Implement some more transformation functions using code from Jason

[pspp-builds.git] / src / expressions / operations.def

diff --git a/src/expressions/operations.def b/src/expressions/operations.def
index e1998266154f263b4c96032f60c78485d14f359d..0d21c16a65e10bf06229fb115fc794f2d3d03118 100644 (file)
--- a/src/expressions/operations.def
+++ b/src/expressions/operations.def
@@ -617,7 +617,8 @@ operator BOOLEAN_TO_NUM (boolean x) = x;
 function PDF.BETA (x >= 0 && x <= 1, a > 0, b > 0)
      = gsl_ran_beta_pdf (x, a, b);
 function CDF.BETA (x >= 0 && x <= 1, a > 0, b > 0) = gsl_cdf_beta_P (x, a, b);
-function IDF.BETA (P >= 0 && P <= 1, a > 0, b > 0) = idf_beta (P, a, b);
+function IDF.BETA (P >= 0 && P <= 1, a > 0, b > 0)
+     = gslextras_cdf_beta_Pinv (P, a, b);
 no_opt function RV.BETA (a > 0, b > 0) = gsl_ran_beta (get_rng (), a, b);
 function NCDF.BETA (x >= 0, a > 0, b > 0, lambda > 0)
      = ncdf_beta (x, a, b, lambda);
@@ -665,7 +666,7 @@ function PDF.F (x >= 0, df1 > 0, df2 > 0) = gsl_ran_fdist_pdf (x, df1, df2);
 no_opt function RV.F (df1 > 0, df2 > 0) = gsl_ran_fdist (get_rng (), df1, df2);
 function NCDF.F (x >= 0, df1 > 0, df2 > 0, lambda >= 0) = unimplemented;
 function NPDF.F (x >= 0, df1 > 0, df2 > 0, lmabda >= 0) = unimplemented;
-function SIG.F (x >= 0, df1 > 0, df2 > 0) = unimplemented;
+function SIG.F (x >= 0, df1 > 0, df2 > 0) = gsl_cdf_fdist_Q (x, df1, df2);
 
 // Gamma distribution.
 function CDF.GAMMA (x >= 0, a > 0, b > 0) = gsl_cdf_gamma_P (x, a, 1. / b);
@@ -820,7 +821,7 @@ no_opt function RV.BERNOULLI (p >= 0 && p <= 1)
 
 // Binomial distribution.
 function CDF.BINOM (k, n > 0 && n == floor (n), p >= 0 && p <= 1)
-     = unimplemented;
+     = gslextras_cdf_binomial_P (k, p, n);
 function PDF.BINOM (k >= 0 && k == floor (k) && k <= n,
                     n > 0 && n == floor (n),
                     p >= 0 && p <= 1)
@@ -829,7 +830,8 @@ no_opt function RV.BINOM (p > 0 && p == floor (p), n >= 0 && n <= 1)
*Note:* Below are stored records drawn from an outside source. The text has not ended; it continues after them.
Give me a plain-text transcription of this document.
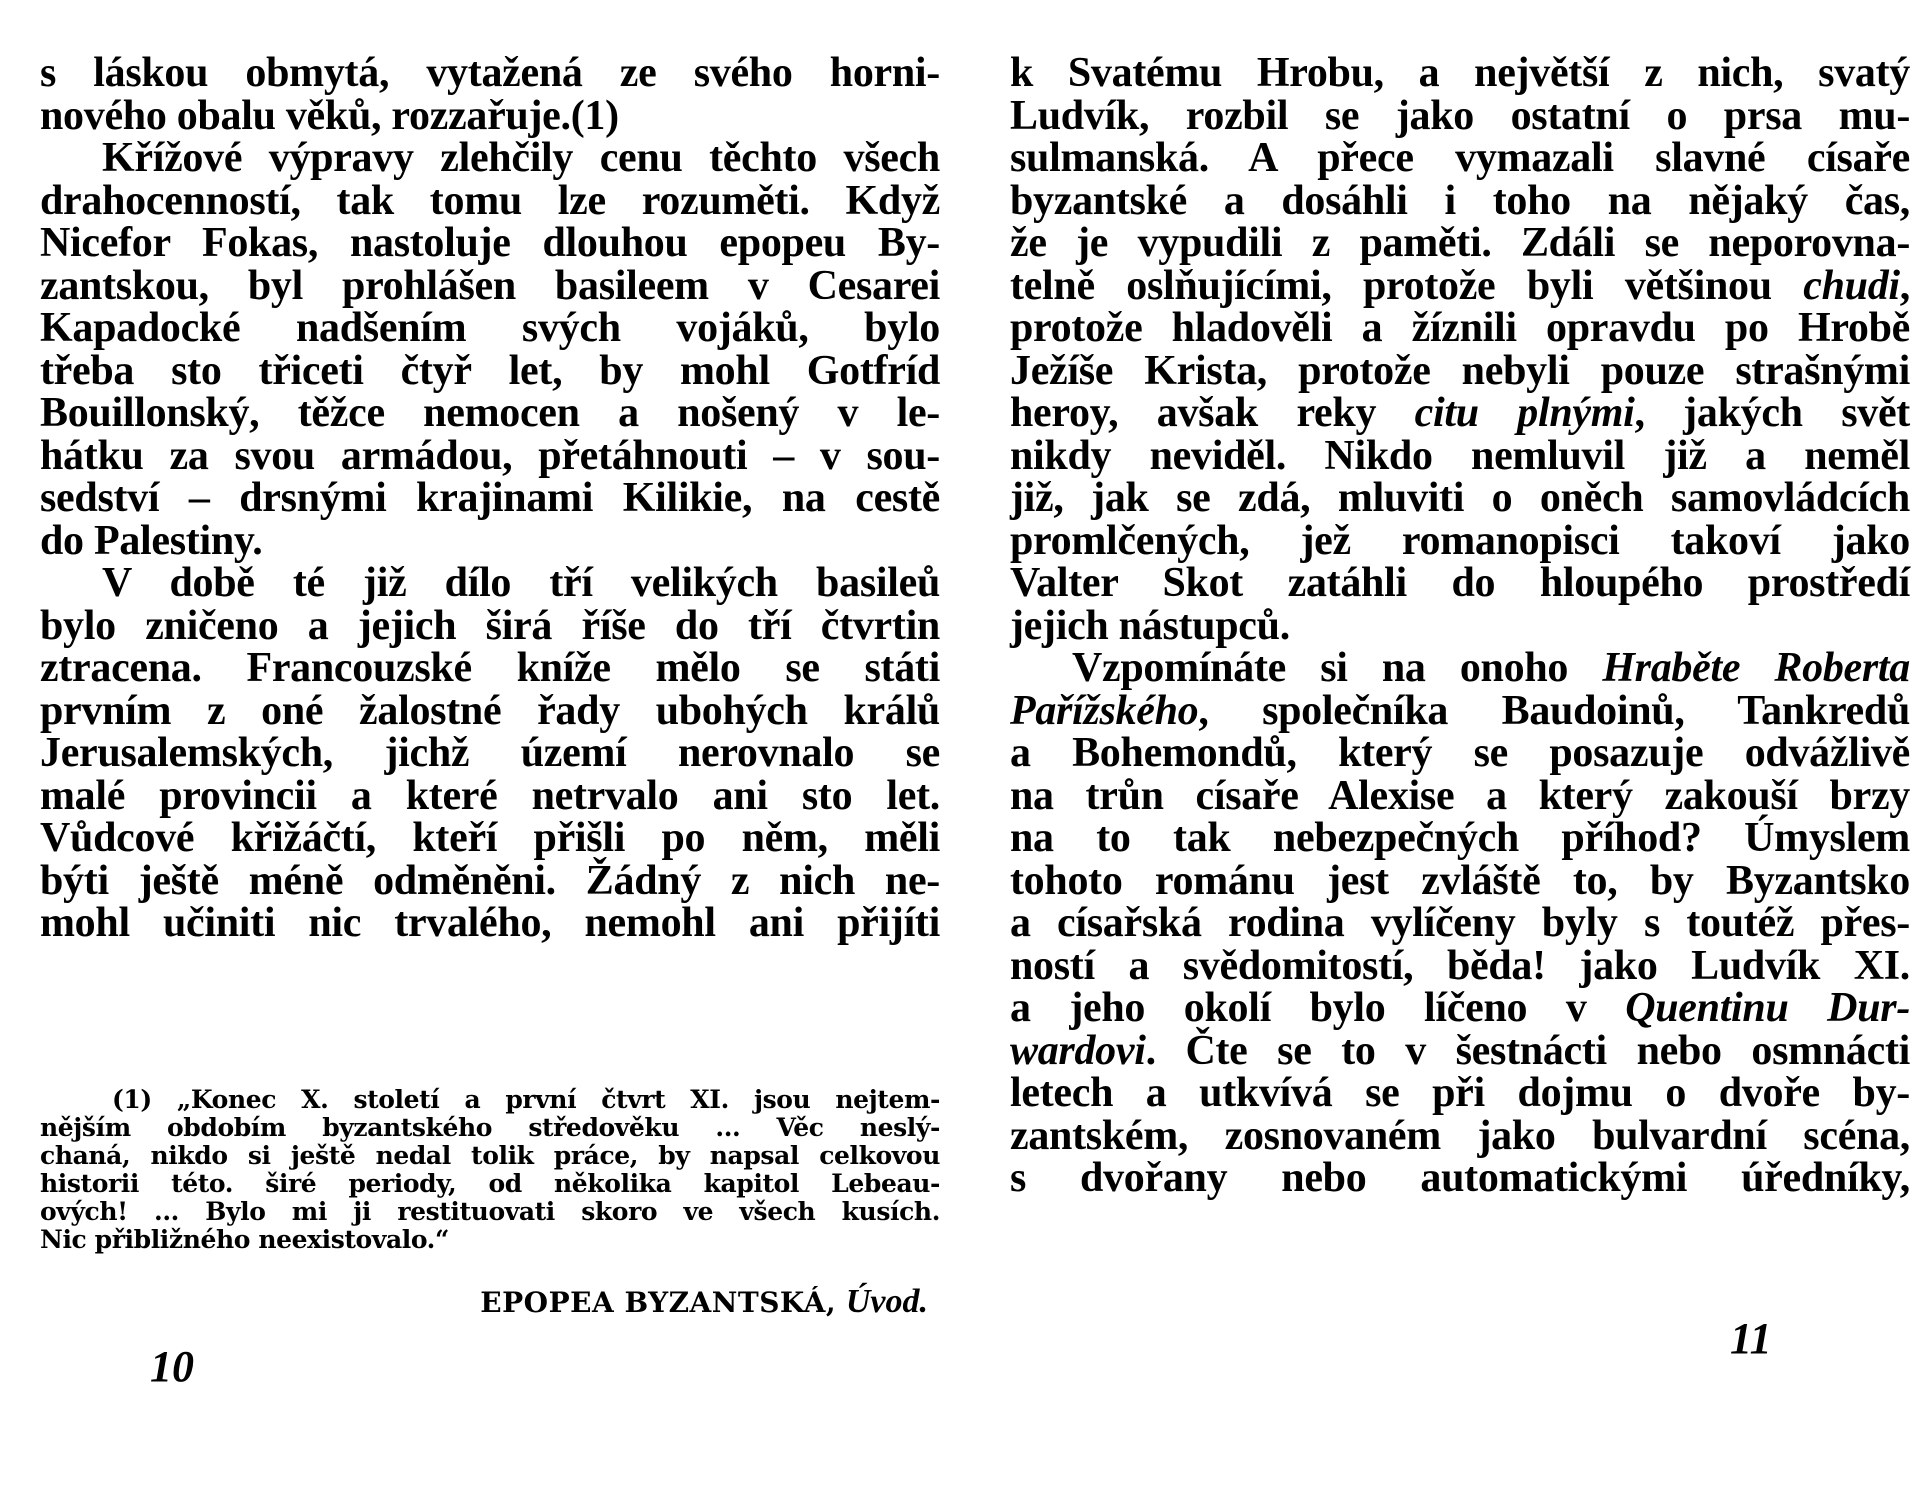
s láskou obmytá, vytažená ze svého horni-
nového obalu věků, rozzařuje.(1)
Křížové výpravy zlehčily cenu těchto všech
drahocenností, tak tomu lze rozuměti. Když
Nicefor Fokas, nastoluje dlouhou epopeu By-
zantskou, byl prohlášen basileem v Cesarei
Kapadocké nadšením svých vojáků, bylo
třeba sto třiceti čtyř let, by mohl Gotfríd
Bouillonský, těžce nemocen a nošený v le-
hátku za svou armádou, přetáhnouti – v sou-
sedství – drsnými krajinami Kilikie, na cestě
do Palestiny.
V době té již dílo tří velikých basileů
bylo zničeno a jejich širá říše do tří čtvrtin
ztracena. Francouzské kníže mělo se státi
prvním z oné žalostné řady ubohých králů
Jerusalemských, jichž území nerovnalo se
malé provincii a které netrvalo ani sto let.
Vůdcové křižáčtí, kteří přišli po něm, měli
býti ještě méně odměněni. Žádný z nich ne-
mohl učiniti nic trvalého, nemohl ani přijíti
(1) „Konec X. století a první čtvrt XI. jsou nejtem-
nějším obdobím byzantského středověku ... Věc neslý-
chaná, nikdo si ještě nedal tolik práce, by napsal celkovou
historii této. širé periody, od několika kapitol Lebeau-
ových! ... Bylo mi ji restituovati skoro ve všech kusích.
Nic přibližného neexistovalo.“
EPOPEA BYZANTSKÁ, Úvod.
10
k Svatému Hrobu, a největší z nich, svatý
Ludvík, rozbil se jako ostatní o prsa mu-
sulmanská. A přece vymazali slavné císaře
byzantské a dosáhli i toho na nějaký čas,
že je vypudili z paměti. Zdáli se neporovna-
telně oslňujícími, protože byli většinou chudi,
protože hladověli a žíznili opravdu po Hrobě
Ježíše Krista, protože nebyli pouze strašnými
heroy, avšak reky citu plnými, jakých svět
nikdy neviděl. Nikdo nemluvil již a neměl
již, jak se zdá, mluviti o oněch samovládcích
promlčených, jež romanopisci takoví jako
Valter Skot zatáhli do hloupého prostředí
jejich nástupců.
Vzpomínáte si na onoho Hraběte Roberta
Pařížského, společníka Baudoinů, Tankredů
a Bohemondů, který se posazuje odvážlivě
na trůn císaře Alexise a který zakouší brzy
na to tak nebezpečných příhod? Úmyslem
tohoto románu jest zvláště to, by Byzantsko
a císařská rodina vylíčeny byly s toutéž přes-
ností a svědomitostí, běda! jako Ludvík XI.
a jeho okolí bylo líčeno v Quentinu Dur-
wardovi. Čte se to v šestnácti nebo osmnácti
letech a utkvívá se při dojmu o dvoře by-
zantském, zosnovaném jako bulvardní scéna,
s dvořany nebo automatickými úředníky,
11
      = gsl_ran_binomial (get_rng (), p, n);
 
 // Geometric distribution.
-function CDF.GEOM (k >= 1 && k == floor (k), p >= 0 && p <= 1) = unimplemented;
+function CDF.GEOM (k >= 1 && k == floor (k), p >= 0 && p <= 1)
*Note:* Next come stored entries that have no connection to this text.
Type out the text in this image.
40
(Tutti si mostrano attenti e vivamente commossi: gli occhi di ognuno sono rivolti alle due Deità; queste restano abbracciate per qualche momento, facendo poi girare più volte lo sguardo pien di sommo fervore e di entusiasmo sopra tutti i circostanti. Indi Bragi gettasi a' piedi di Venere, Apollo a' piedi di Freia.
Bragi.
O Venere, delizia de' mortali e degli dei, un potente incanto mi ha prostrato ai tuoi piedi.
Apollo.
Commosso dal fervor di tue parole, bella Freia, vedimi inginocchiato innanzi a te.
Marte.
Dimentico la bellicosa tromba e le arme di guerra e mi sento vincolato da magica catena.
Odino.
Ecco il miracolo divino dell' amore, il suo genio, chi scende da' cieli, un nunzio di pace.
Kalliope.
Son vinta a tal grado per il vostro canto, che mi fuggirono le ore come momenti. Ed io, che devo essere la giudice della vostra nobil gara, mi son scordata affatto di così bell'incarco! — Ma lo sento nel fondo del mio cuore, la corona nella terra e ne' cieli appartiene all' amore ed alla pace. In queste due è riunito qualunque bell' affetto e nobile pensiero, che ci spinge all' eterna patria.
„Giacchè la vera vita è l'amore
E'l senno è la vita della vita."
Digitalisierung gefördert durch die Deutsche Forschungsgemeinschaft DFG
+     = gslextras_cdf_geometric_P (k, p);
 function PDF.GEOM (k >= 1 && k == floor (k),
                    p >= 0 && p <= 1)
      = gsl_ran_geometric_pdf (k, p);
@@ -840,7 +842,7 @@ function CDF.HYPER (k >= 0 && k == floor (k) && k <= c,
                     a > 0 && a == floor (a),
                     b > 0 && b == floor (b) && b <= a,
                     c > 0 && c == floor (c) && c <= a)
-     = unimplemented;
+     = gslextras_cdf_hypergeometric_P (k, c, a - c, b);
 function PDF.HYPER (k >= 0 && k == floor (k) && k <= c,
                     a > 0 && a == floor (a),
                     b > 0 && b == floor (b) && b <= a,
@@ -858,14 +860,16 @@ no_opt extension function RV.LOG (p > 0 && p <= 1)
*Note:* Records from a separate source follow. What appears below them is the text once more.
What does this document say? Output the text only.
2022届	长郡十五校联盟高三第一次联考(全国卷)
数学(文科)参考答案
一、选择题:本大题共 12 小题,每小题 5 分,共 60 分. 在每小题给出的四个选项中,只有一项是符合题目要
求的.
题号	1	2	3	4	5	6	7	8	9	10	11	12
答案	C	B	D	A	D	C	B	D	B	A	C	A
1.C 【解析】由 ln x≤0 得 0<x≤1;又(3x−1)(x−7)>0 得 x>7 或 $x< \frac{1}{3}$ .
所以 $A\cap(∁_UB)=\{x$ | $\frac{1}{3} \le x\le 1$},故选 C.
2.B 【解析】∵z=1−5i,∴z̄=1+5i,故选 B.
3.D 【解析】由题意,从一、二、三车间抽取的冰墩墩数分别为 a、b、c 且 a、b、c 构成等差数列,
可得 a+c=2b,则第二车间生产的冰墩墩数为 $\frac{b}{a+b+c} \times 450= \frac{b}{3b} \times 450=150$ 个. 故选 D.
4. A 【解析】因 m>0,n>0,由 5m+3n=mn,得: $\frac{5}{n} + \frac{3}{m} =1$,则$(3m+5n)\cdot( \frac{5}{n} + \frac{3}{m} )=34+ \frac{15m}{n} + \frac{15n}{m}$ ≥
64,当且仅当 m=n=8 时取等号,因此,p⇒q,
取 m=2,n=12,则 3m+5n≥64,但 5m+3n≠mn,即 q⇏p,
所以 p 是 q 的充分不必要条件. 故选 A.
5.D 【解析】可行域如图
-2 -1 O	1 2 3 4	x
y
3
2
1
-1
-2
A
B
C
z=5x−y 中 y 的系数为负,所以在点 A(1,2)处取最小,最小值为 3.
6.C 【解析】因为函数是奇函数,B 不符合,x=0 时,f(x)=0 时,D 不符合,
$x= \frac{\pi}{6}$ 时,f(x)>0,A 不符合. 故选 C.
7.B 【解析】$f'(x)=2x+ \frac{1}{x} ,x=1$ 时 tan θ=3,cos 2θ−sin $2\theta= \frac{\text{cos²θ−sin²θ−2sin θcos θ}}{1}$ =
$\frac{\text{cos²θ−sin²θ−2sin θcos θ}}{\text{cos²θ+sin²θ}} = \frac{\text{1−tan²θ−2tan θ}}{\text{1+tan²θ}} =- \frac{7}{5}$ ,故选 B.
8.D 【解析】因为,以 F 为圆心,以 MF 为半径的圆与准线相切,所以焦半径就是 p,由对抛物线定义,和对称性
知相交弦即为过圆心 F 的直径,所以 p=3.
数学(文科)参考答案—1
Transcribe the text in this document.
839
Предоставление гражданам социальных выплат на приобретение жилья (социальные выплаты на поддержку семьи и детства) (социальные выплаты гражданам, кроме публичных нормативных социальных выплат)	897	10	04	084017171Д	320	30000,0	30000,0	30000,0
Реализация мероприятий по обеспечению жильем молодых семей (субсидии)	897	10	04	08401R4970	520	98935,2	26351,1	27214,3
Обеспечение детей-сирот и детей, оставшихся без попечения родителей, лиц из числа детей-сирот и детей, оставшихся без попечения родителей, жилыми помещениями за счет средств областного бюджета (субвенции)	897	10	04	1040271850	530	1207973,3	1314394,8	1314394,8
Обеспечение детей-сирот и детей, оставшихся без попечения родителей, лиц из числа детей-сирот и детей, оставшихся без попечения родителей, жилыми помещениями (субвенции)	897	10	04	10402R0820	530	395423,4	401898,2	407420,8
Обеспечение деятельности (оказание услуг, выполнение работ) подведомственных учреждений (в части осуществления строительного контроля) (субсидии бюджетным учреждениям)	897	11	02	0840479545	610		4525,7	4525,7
      = gsl_ran_logarithmic (get_rng (), p);
 
 // Negative binomial distribution.
-function CDF.NEGBIN (k >= 1, n == floor (n), p > 0 && p <= 1) = unimplemented;
+function CDF.NEGBIN (k >= 1, n == floor (n), p > 0 && p <= 1)
+     = gslextras_cdf_negative_binomial_P (k, p, n);
 function PDF.NEGBIN (k >= 1, n == floor (n), p > 0 && p <= 1)
      = gsl_ran_negative_binomial_pdf (k, p, n);
 no_opt function RV.NEGBIN (n == floor (n), p > 0 && p <= 1) 
      = gsl_ran_negative_binomial (get_rng (), p, n);
 
 // Poisson distribution.
-function CDF.POISSON (k >= 0 && k == floor (k), mu > 0) = unimplemented;
+function CDF.POISSON (k >= 0 && k == floor (k), mu > 0)
+     = gslextras_cdf_poisson_P (k, mu);
 function PDF.POISSON (k >= 0 && k == floor (k), mu > 0)
      = gsl_ran_poisson_pdf (k, mu);
 no_opt function RV.POISSON (mu > 0) = gsl_ran_poisson (get_rng (), mu);